Iqbal ikut tertawa, “kok lo bisa tau?”
“Iyalah, Kakak ini kan bintang di kampus. Cuma, aku telat taunya.”
“Oh, lo tau juga ya,” Iqbal menganggukkan kepalanya.
“Lagian, banyak mahasiswa di kampus kita yang ngomongin tentang Kakak,” tutur Keni seraya menyesap hot cappucinonya.
“Jadi lo dengerin mereka yang ngomongin tentang gua?” Sindir Iqbal.
“Enggak sering juga kok, Kak.”
“Enggak sengaja denger atau kebiasaan denger, nih?”
Keni menyunggingkan senyumnya dengan rasa malu. Ia lalu menjawab, “mungkin enggak sengaja denger, Kak.”
“kok ada mungkinnya?” Iqbal terus mendesaknya. Ia tersenyum simpul.
“Ya… enggak sengaja denger, Kak” Keni terus mengelak.
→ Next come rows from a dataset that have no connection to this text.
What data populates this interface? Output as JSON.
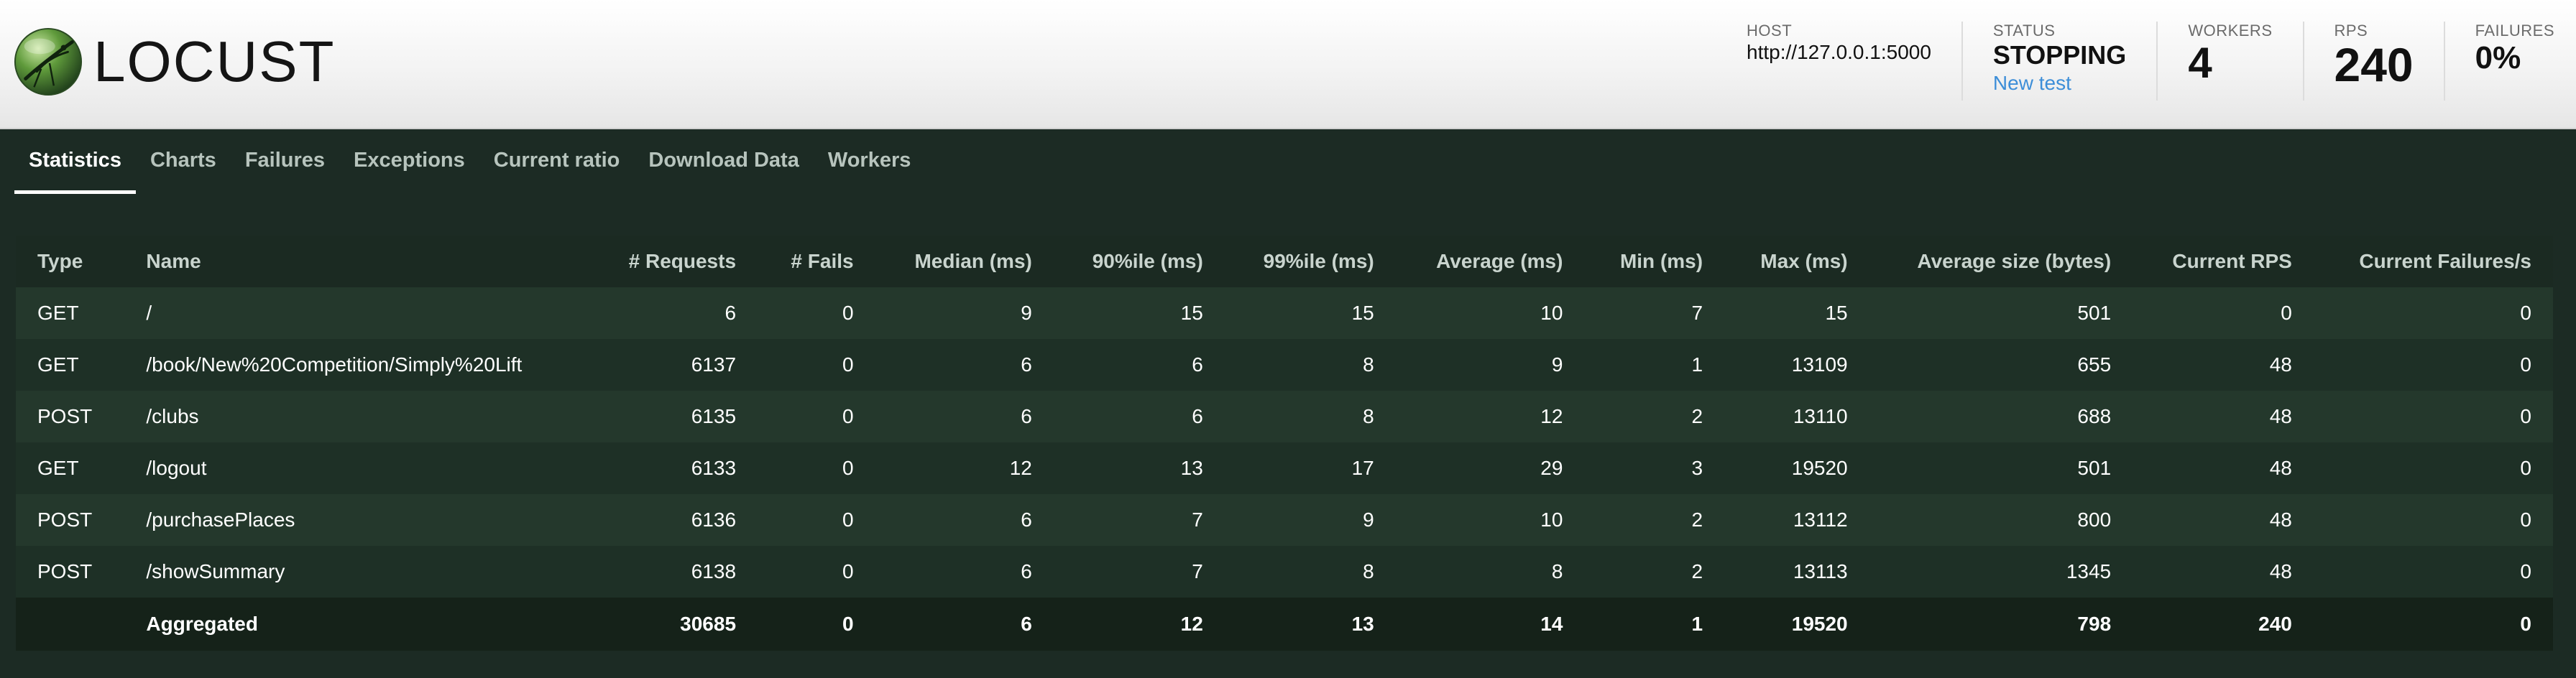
{
  "app": {
    "logo_text": "LOCUST"
  },
  "header": {
    "host": {
      "label": "HOST",
      "value": "http://127.0.0.1:5000"
    },
    "status": {
      "label": "STATUS",
      "value": "STOPPING",
      "link": "New test"
    },
    "workers": {
      "label": "WORKERS",
      "value": "4"
    },
    "rps": {
      "label": "RPS",
      "value": "240"
    },
    "failures": {
      "label": "FAILURES",
      "value": "0%"
    }
  },
  "tabs": [
    {
      "label": "Statistics",
      "active": true
    },
    {
      "label": "Charts"
    },
    {
      "label": "Failures"
    },
    {
      "label": "Exceptions"
    },
    {
      "label": "Current ratio"
    },
    {
      "label": "Download Data"
    },
    {
      "label": "Workers"
    }
  ],
  "table": {
    "columns": [
      "Type",
      "Name",
      "# Requests",
      "# Fails",
      "Median (ms)",
      "90%ile (ms)",
      "99%ile (ms)",
      "Average (ms)",
      "Min (ms)",
      "Max (ms)",
      "Average size (bytes)",
      "Current RPS",
      "Current Failures/s"
    ],
    "rows": [
      [
        "GET",
        "/",
        "6",
        "0",
        "9",
        "15",
        "15",
        "10",
        "7",
        "15",
        "501",
        "0",
        "0"
      ],
      [
        "GET",
        "/book/New%20Competition/Simply%20Lift",
        "6137",
        "0",
        "6",
        "6",
        "8",
        "9",
        "1",
        "13109",
        "655",
        "48",
        "0"
      ],
      [
        "POST",
        "/clubs",
        "6135",
        "0",
        "6",
        "6",
        "8",
        "12",
        "2",
        "13110",
        "688",
        "48",
        "0"
      ],
      [
        "GET",
        "/logout",
        "6133",
        "0",
        "12",
        "13",
        "17",
        "29",
        "3",
        "19520",
        "501",
        "48",
        "0"
      ],
      [
        "POST",
        "/purchasePlaces",
        "6136",
        "0",
        "6",
        "7",
        "9",
        "10",
        "2",
        "13112",
        "800",
        "48",
        "0"
      ],
      [
        "POST",
        "/showSummary",
        "6138",
        "0",
        "6",
        "7",
        "8",
        "8",
        "2",
        "13113",
        "1345",
        "48",
        "0"
      ]
    ],
    "aggregated": [
      "",
      "Aggregated",
      "30685",
      "0",
      "6",
      "12",
      "13",
      "14",
      "1",
      "19520",
      "798",
      "240",
      "0"
    ]
  },
  "colors": {
    "background": "#1c2b24",
    "header_bg": "#f3f3f3",
    "link": "#3d8ed8",
    "row_odd": "#24382c",
    "row_even": "#1e3026"
  },
  "icons": {
    "logo": "locust-logo-icon"
  }
}
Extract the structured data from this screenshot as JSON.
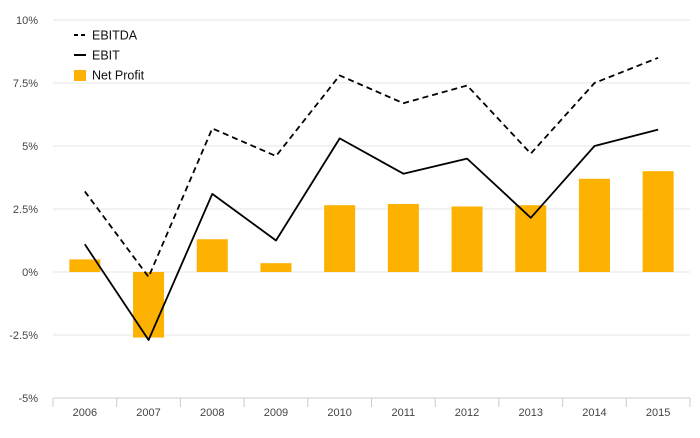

Iqbal yang melihat tingkahnya hanya menahan tawa.
“Dari tadi lo panggil gua Kak, kan gua belum kasih izin,” singgung Iqbal. Lagi-lagi Ia mengumbar senyum.
Keni terdiam. Ia lagi-lagi dibuat malu akan pernyataan Iqbal. Rasa canggung mulai merambahi dirinya.
Iqbal tertawa melihat raut wajah Keni, “enggak apa-apa, kok. Santai aja. Lo boleh panggil gua Kakak.”
Iqbal mengulangi senyumnya. Hal kecil yang bisa membuat sebagian mahasiswa di universitasnya euforia. Keni hanya bisa tersenyum kikuk, jantungnya bekerja lebih cepat. Ia semakin merasa gugup.
Detik itu beralih menghampiri menit, membawanya berlalu dari menit pertama ke menit-menit berikutnya. Iqbal dan Keni terlihat lebih akrab. Sesekali terdengar tawa dari keduanya karena hal yang mereka bincangkan. Hingga hilang semua rasa canggung, malu dan sejenisnya. Menghabiskan waktu sejenak seraya menanti hujan reda. Sore itu, di Café pertigaan jalan, 18 Juni 2008.